Background: Techniques for diagnosing choledocholithiasis pose significant morbidity and mortality risks.
Objectives: We aimed to develop and validate a clinical scoring system for predicting choledocholithiasis.
Design: Data from a prospectively maintained database of all patients with gallstones.
Setting: Patients were admitted to the general surgery department of a military hospital.
Patients And Methods: We enrolled consecutive patients with symptomatic gallstones, biliary pancreatitis, obstructive jaundice, or cholangitis, who subsequently underwent biochemical testing and ultrasonography. A predictive model was developed from a scoring system using their imaging and laboratory data. Endoscopic retrograde cholangiopancreatography (ERCP) or intraoperative cholangiography were used for confirmatory diagnoses. The predictive efficacy of the scoring system was validated using a retrospective cohort of 272 patients.

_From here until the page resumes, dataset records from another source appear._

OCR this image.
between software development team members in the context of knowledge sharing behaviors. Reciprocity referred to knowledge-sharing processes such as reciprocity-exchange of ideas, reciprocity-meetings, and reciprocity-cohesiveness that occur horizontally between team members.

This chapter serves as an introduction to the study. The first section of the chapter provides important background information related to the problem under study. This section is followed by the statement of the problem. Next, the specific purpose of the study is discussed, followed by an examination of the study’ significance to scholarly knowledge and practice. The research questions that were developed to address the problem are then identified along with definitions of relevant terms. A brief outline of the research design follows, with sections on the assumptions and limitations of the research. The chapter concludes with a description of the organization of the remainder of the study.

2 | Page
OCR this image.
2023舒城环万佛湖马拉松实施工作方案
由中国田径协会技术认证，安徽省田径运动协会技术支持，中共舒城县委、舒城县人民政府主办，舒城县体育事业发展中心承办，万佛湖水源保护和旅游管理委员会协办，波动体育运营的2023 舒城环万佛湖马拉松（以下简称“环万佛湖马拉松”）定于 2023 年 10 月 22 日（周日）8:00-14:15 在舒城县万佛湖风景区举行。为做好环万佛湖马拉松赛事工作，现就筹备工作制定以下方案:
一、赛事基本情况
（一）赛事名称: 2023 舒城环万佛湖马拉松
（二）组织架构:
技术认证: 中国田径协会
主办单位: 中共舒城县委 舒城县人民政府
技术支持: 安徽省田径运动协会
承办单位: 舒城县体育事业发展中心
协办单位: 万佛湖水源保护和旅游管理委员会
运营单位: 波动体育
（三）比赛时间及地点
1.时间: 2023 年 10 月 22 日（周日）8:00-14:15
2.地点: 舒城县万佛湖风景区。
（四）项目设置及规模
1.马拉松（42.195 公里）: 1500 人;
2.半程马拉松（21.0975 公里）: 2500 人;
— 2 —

Main Outcome Measures: Predictive accuracy of the scoring system.
Results: We enrolled 155 patients in the development group. The common bile duct diameter, alkaline phosphatase of >=200 IU, elevated bilirubin levels, alanine transaminase of >=220 IU, and male age of >=50 years were significantly associated with choledocholithiasis and were included in the scoring system. Ninety-six patients (35%) had scores of >=8 (high risk), 86 patients (32%) had scores of 4-7 (intermediate risk), and 27 patients (10%) had scores of 1-3 (low risk). In the validation cohort, the positive predictive value for a score of >=8 was 91.7%, and the scoring system had an area under the curve of 0.896.
Conclusion: Scores of >=8 were strongly correlated with choledocholithiasis in the developmental and validation groups, which indicates that our scoring system may be useful for predicting the need for therapeutic ERCP. However, prospective validation in a large multicenter cohort is needed to fully understand the benefits of the system.
Limitations: The retrospective validation cohort might have introduced selection and observational biases. The study may have been underpowered because of the sample size of the developmental cohort. The delay between admission and the time of ERCP theoretically may have increased the number of negative ERCP results, but our false negative rate for ERCP was consistent with the previously reported rates.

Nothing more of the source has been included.